The idea that the Democrats are trying to steal the election after Bush’s loss of the popular vote is absurd to begin with. But the Republicans’ assertions regarding the Florida vote are nearly as absurd. They must attempt, for instance, to convince voters nationwide that the ultraconservative Pat Buchanan truly had more support in Palm Beach County, where he did not even campaign, than in all of Florida’s other counties combined. An objective observer would reject their claims, and look skeptically on the final vote tally, regardless of who is ultimately declared the winner. Only a conservative in the broader sense, one lacking imagination, will continue to support the electoral-college system in an era where the principles of democracy are spreading, in the historical context, with astounding speed.

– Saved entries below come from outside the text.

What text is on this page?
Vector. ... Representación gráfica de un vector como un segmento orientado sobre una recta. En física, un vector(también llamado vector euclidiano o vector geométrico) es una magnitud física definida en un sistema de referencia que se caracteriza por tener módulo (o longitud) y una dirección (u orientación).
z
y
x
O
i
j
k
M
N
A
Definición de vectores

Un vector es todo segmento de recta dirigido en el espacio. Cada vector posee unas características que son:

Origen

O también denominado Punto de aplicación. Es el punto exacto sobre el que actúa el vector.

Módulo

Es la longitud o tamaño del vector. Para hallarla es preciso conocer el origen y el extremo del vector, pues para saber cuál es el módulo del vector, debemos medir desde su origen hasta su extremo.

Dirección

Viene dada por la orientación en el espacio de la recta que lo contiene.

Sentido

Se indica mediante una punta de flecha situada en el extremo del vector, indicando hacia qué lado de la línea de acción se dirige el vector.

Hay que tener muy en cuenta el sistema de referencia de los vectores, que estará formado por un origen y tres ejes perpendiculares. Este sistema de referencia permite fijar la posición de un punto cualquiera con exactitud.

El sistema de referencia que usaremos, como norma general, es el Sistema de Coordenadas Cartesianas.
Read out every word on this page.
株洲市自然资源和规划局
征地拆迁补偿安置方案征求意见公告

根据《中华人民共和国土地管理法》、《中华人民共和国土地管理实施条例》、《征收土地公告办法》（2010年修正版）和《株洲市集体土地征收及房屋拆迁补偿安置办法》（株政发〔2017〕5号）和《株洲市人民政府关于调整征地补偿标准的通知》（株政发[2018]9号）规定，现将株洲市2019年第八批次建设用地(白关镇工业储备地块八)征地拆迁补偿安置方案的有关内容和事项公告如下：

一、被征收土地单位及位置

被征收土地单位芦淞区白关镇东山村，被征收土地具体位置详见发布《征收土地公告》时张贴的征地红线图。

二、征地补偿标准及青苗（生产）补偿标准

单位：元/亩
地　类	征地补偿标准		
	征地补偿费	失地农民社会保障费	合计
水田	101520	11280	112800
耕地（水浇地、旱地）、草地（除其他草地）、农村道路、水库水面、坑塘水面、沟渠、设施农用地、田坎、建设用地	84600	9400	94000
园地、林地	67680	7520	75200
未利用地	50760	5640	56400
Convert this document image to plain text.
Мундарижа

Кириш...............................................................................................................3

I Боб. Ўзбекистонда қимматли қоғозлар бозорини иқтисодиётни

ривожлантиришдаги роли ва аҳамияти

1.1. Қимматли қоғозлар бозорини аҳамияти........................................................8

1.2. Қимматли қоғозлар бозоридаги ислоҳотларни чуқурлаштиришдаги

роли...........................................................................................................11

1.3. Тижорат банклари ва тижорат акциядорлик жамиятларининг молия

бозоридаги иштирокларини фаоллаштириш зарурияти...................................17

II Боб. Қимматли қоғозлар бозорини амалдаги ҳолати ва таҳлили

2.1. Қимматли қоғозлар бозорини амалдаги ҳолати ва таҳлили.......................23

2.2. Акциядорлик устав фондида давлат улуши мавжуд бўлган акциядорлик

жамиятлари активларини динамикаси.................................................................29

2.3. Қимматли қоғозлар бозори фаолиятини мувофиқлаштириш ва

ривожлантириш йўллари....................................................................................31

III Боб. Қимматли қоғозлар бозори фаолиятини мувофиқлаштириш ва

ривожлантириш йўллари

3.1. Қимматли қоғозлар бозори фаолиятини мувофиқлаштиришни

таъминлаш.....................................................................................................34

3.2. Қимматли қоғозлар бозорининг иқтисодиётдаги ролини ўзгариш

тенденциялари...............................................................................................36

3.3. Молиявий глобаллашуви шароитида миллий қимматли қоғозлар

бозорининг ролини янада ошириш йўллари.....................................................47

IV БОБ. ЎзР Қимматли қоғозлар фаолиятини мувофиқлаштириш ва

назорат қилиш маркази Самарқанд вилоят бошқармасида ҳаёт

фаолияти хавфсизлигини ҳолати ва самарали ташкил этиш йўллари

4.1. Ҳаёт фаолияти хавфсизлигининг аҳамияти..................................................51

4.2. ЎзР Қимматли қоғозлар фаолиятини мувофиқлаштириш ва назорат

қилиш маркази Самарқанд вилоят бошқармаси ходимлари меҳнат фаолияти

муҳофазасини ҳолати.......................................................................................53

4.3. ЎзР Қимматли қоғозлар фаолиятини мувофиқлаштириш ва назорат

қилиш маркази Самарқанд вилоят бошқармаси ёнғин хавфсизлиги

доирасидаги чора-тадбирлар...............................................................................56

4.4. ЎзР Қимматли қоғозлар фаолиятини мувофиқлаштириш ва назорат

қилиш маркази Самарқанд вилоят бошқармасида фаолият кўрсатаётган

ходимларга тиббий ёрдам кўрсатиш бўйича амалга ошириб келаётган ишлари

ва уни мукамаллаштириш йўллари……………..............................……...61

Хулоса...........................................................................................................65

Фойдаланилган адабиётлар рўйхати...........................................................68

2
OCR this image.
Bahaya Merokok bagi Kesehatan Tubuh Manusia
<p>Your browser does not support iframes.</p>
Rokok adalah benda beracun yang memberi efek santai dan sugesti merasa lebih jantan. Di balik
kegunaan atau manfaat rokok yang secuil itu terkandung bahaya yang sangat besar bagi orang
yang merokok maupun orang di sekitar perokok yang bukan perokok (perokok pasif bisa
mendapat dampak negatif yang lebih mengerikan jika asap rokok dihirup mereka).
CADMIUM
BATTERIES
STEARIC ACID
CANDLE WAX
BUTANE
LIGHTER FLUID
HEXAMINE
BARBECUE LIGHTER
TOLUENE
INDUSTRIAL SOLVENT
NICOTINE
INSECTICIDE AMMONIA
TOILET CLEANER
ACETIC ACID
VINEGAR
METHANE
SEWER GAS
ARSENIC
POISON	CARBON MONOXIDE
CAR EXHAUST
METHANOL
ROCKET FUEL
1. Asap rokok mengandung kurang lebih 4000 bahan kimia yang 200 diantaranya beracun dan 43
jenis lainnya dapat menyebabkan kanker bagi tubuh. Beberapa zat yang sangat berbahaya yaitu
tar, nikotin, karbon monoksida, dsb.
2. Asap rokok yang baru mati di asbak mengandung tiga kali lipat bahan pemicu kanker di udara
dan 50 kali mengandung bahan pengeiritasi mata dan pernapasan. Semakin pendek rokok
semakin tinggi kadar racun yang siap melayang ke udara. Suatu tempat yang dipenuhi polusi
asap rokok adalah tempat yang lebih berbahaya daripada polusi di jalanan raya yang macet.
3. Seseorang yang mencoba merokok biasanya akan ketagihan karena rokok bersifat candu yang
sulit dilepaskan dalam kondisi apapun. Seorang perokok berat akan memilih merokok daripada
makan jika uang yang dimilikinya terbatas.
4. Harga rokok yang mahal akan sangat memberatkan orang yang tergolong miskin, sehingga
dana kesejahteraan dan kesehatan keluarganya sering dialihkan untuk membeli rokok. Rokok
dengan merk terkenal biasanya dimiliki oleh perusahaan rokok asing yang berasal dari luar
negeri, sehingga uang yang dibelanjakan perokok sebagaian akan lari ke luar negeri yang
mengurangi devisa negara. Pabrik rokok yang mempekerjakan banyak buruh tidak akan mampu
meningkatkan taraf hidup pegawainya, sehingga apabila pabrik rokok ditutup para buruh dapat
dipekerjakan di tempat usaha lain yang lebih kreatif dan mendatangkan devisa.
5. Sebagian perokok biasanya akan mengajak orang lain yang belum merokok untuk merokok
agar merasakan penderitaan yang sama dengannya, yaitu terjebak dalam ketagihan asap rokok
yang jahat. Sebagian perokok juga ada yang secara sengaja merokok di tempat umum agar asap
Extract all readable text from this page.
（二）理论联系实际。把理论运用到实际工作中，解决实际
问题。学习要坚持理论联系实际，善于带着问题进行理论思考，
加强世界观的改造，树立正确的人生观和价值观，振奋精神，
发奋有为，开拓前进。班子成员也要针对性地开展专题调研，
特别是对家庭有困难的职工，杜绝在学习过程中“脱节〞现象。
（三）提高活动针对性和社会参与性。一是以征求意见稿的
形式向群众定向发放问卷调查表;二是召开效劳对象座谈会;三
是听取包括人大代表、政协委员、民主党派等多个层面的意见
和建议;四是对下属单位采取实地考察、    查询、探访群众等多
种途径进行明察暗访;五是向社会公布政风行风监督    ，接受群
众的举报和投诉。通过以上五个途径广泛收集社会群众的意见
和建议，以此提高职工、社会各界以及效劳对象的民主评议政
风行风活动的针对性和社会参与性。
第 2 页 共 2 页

It is not so much that democracy is a good thing. Justice is a good thing, and democracy only good when it leads to justice, or invests citizens in the active pursuit of justice. But the world is at that stage in its political evolution where democracy is equated with liberalism; and if we are to trust in the will of the populace, we will certainly have to learn how to gauge it. A decade ago the US and its conservative and unimaginative citizens attempted to impose their form of democracy on the many new democracies emerging from Stalinist or militarist rule around the world, and whether this more represented arrogant eagerness or defensive anxiousness I am not completely certain. This has left many of the new democracies crippled with governments that are divided not once or even twice but three or four times. Our own system gives us school boards, city councils, county commissions, local and city and county magistrates (including mayors and sheriffs and judges), two provincial chambers, several provincial magistrates (including governors and judges), the federal house, the federal senate, and the great tribune of the people, all independently elected and vying for power. At the federal level, we have a house elected geographically and thus denying a large fraction, up to half, of the district electorates representation at even the lowest level; a senate whose members are given equal voice regardless of the size of their constituencies; a supreme court appointed for life; and an executive branch headed by a president chosen not by direct popular vote, but by a byzantine formula which, we are forced to acknowledge now, is a deliberate thwart to the will of the electorate.

And if we amend the constitution any time soon, it will be to prohibit burning cloth of a particular design. Aren’t we marvelous.